Conceptually, Arena had to be connected to the Shadow Fight series via setting and familiar characters, but remain new and fresh. In collaboration with Nekki, we made (and are still making) everything to make sure it accomplishes this goal and goals above.
Value
Almost all projects where iLogos does team augmentation — when our developers extend the client’s core team — increase the game’s time-to-market.
Because we’ve been collaborating with Nekki for about a decade already, there weren’t any challenges with knowledge transfer or adapting to the pipeline Nekki has used in game development: we knew it really well.
That boosted development speed & efficiency, even more, allowing our team to take on, for instance, the job of making a game high-performing, fast, and responsive and providing more time to get complex animations right.
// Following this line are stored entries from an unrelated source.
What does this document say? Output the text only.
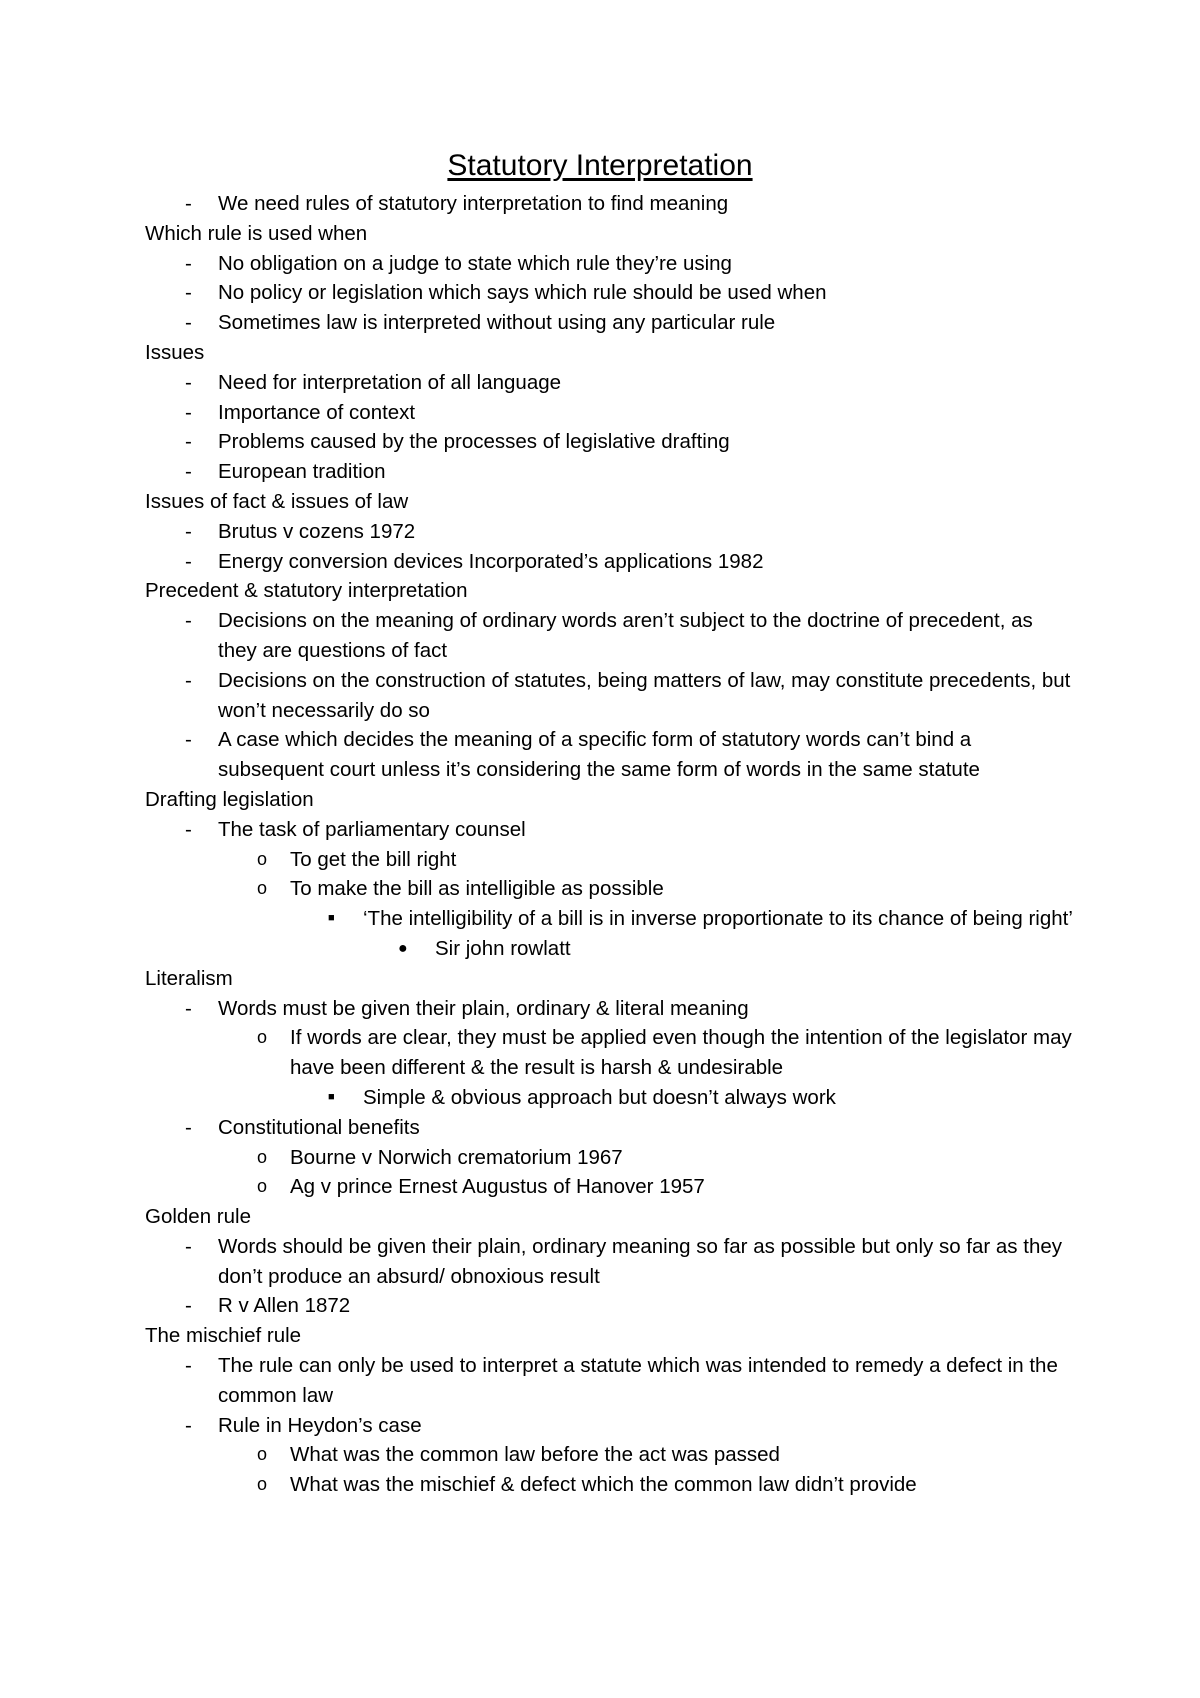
Statutory Interpretation
-	We need rules of statutory interpretation to find meaning
Which rule is used when
-	No obligation on a judge to state which rule they’re using
-	No policy or legislation which says which rule should be used when
-	Sometimes law is interpreted without using any particular rule
Issues
-	Need for interpretation of all language
-	Importance of context
-	Problems caused by the processes of legislative drafting
-	European tradition
Issues of fact & issues of law
-	Brutus v cozens 1972
-	Energy conversion devices Incorporated’s applications 1982
Precedent & statutory interpretation
-	Decisions on the meaning of ordinary words aren’t subject to the doctrine of precedent, as they are questions of fact
-	Decisions on the construction of statutes, being matters of law, may constitute precedents, but won’t necessarily do so
-	A case which decides the meaning of a specific form of statutory words can’t bind a subsequent court unless it’s considering the same form of words in the same statute
Drafting legislation
-	The task of parliamentary counsel
o	To get the bill right
o	To make the bill as intelligible as possible
■	‘The intelligibility of a bill is in inverse proportionate to its chance of being right’
●	Sir john rowlatt
Literalism
-	Words must be given their plain, ordinary & literal meaning
o	If words are clear, they must be applied even though the intention of the legislator may have been different & the result is harsh & undesirable
■	Simple & obvious approach but doesn’t always work
-	Constitutional benefits
o	Bourne v Norwich crematorium 1967
o	Ag v prince Ernest Augustus of Hanover 1957
Golden rule
-	Words should be given their plain, ordinary meaning so far as possible but only so far as they don’t produce an absurd/ obnoxious result
-	R v Allen 1872
The mischief rule
-	The rule can only be used to interpret a statute which was intended to remedy a defect in the common law
-	Rule in Heydon’s case
o	What was the common law before the act was passed
o	What was the mischief & defect which the common law didn’t provide
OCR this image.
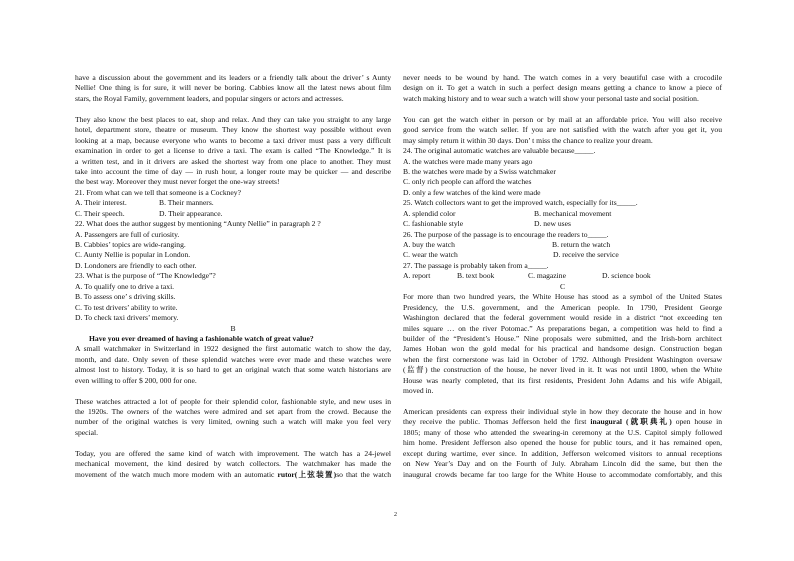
have a discussion about the government and its leaders or a friendly talk about the driver’ s Aunty
Nellie! One thing is for sure, it will never be boring. Cabbies know all the latest news about film
stars, the Royal Family, government leaders, and popular singers or actors and actresses.
They also know the best places to eat, shop and relax. And they can take you straight to any large
hotel, department store, theatre or museum. They know the shortest way possible without even
looking at a map, because everyone who wants to become a taxi driver must pass a very difficult
examination in order to get a license to drive a taxi. The exam is called “The Knowledge.” It is
a written test, and in it drivers are asked the shortest way from one place to another. They must
take into account the time of day — in rush hour, a longer route may be quicker — and describe
the best way. Moreover they must never forget the one-way streets!
21. From what can we tell that someone is a Cockney?
A. Their interest.	B. Their manners.
C. Their speech.	D. Their appearance.
22. What does the author suggest by mentioning “Aunty Nellie” in paragraph 2 ?
A. Passengers are full of curiosity.
B. Cabbies’ topics are wide-ranging.
C. Aunty Nellie is popular in London.
D. Londoners are friendly to each other.
23. What is the purpose of “The Knowledge”?
A. To qualify one to drive a taxi.
B. To assess one’ s driving skills.
C. To test drivers’ ability to write.
D. To check taxi drivers’ memory.
B
Have you ever dreamed of having a fashionable watch of great value?
A small watchmaker in Switzerland in 1922 designed the first automatic watch to show the day,
month, and date. Only seven of these splendid watches were ever made and these watches were
almost lost to history. Today, it is so hard to get an original watch that some watch historians are
even willing to offer $ 200, 000 for one.
These watches attracted a lot of people for their splendid color, fashionable style, and new uses in
the 1920s. The owners of the watches were admired and set apart from the crowd. Because the
number of the original watches is very limited, owning such a watch will make you feel very
special.
Today, you are offered the same kind of watch with improvement. The watch has a 24-jewel
mechanical movement, the kind desired by watch collectors. The watchmaker has made the
movement of the watch much more modem with an automatic rutor(上弦装置)so that the watch
never needs to be wound by hand. The watch comes in a very beautiful case with a crocodile
design on it. To get a watch in such a perfect design means getting a chance to know a piece of
watch making history and to wear such a watch will show your personal taste and social position.
You can get the watch either in person or by mail at an affordable price. You will also receive
good service from the watch seller. If you are not satisfied with the watch after you get it, you
may simply return it within 30 days. Don’ t miss the chance to realize your dream.
24. The original automatic watches are valuable because_____.
A. the watches were made many years ago
B. the watches were made by a Swiss watchmaker
C. only rich people can afford the watches
D. only a few watches of the kind were made
25. Watch collectors want to get the improved watch, especially for its_____.
A. splendid color	B. mechanical movement
C. fashionable style	D. new uses
26. The purpose of the passage is to encourage the readers to_____.
A. buy the watch	B. return the watch
C. wear the watch	D. receive the service
27. The passage is probably taken from a_____.
A. report	B. text book	C. magazine	D. science book
C
For more than two hundred years, the White House has stood as a symbol of the United States
Presidency, the U.S. government, and the American people. In 1790, President George
Washington declared that the federal government would reside in a district “not exceeding ten
miles square … on the river Potomac.” As preparations began, a competition was held to find a
builder of the “President’s House.” Nine proposals were submitted, and the Irish-born architect
James Hoban won the gold medal for his practical and handsome design. Construction began
when the first cornerstone was laid in October of 1792. Although President Washington oversaw
(监督) the construction of the house, he never lived in it. It was not until 1800, when the White
House was nearly completed, that its first residents, President John Adams and his wife Abigail,
moved in.
American presidents can express their individual style in how they decorate the house and in how
they receive the public. Thomas Jefferson held the first inaugural (就职典礼) open house in
1805; many of those who attended the swearing-in ceremony at the U.S. Capitol simply followed
him home. President Jefferson also opened the house for public tours, and it has remained open,
except during wartime, ever since. In addition, Jefferson welcomed visitors to annual receptions
on New Year’s Day and on the Fourth of July. Abraham Lincoln did the same, but then the
inaugural crowds became far too large for the White House to accommodate comfortably, and this
2
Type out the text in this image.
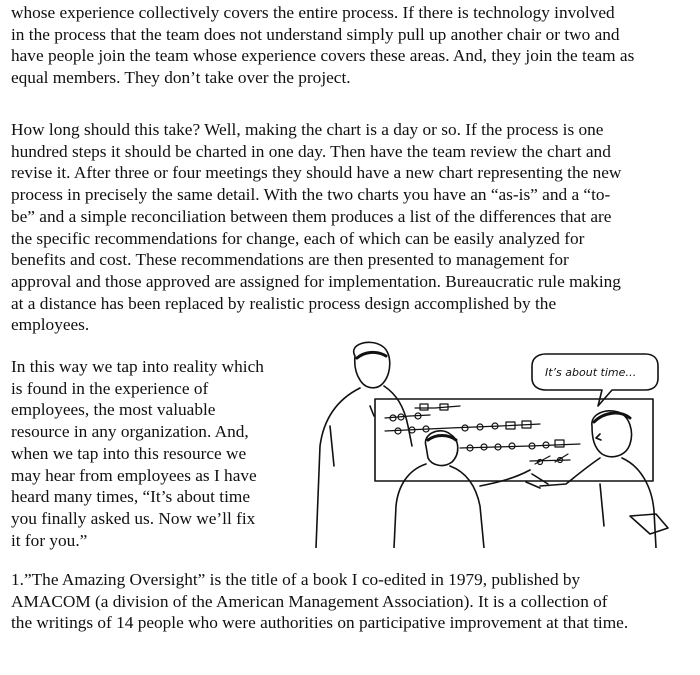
whose experience collectively covers the entire process. If there is technology involved
in the process that the team does not understand simply pull up another chair or two and
have people join the team whose experience covers these areas. And, they join the team as
equal members. They don’t take over the project.
How long should this take? Well, making the chart is a day or so. If the process is one
hundred steps it should be charted in one day. Then have the team review the chart and
revise it. After three or four meetings they should have a new chart representing the new
process in precisely the same detail. With the two charts you have an “as-is” and a “to-
be” and a simple reconciliation between them produces a list of the differences that are
the specific recommendations for change, each of which can be easily analyzed for
benefits and cost. These recommendations are then presented to management for
approval and those approved are assigned for implementation. Bureaucratic rule making
at a distance has been replaced by realistic process design accomplished by the
employees.
In this way we tap into reality which
is found in the experience of
employees, the most valuable
resource in any organization. And,
when we tap into this resource we
may hear from employees as I have
heard many times, “It’s about time
you finally asked us. Now we’ll fix
it for you.”
It’s about time…
1.”The Amazing Oversight” is the title of a book I co-edited in 1979, published by
AMACOM (a division of the American Management Association). It is a collection of
the writings of 14 people who were authorities on participative improvement at that time.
We also made sure the game looks good and is fast on multiple models of mobile devices so people with old smartphones could enjoy it without issue. Nekki released Shadow Fight Arena in 2020, and since then, the game got pretty high ratings on the Play Market and App Store. From the feedback we’ve received about Arena’s players, it’s pretty clear that a lot of them have been waiting to brawl as characters from the Shadow Fight franchise since the release of SF2 — and they were extremely happy about being able to do that in SFA.
Solutions & Expertise
In collaboration with Nekki, several Unity developers joined their team to aid in working with their future game’s performance capabilities within PvP, multiplayer setup, skills animations, and so on.
A lot of decisions we made as a team were made within that collaboration, for instance: we wanted Unity’s rendering pipeline to give us the combination of the graphic & performance we wanted for the production of a high-load PvP game, so we’ve modified it to fit our needs. Sure, SFA needs a stable Internet connection to play without issue — but, when it connects, it’s both fast and beautiful.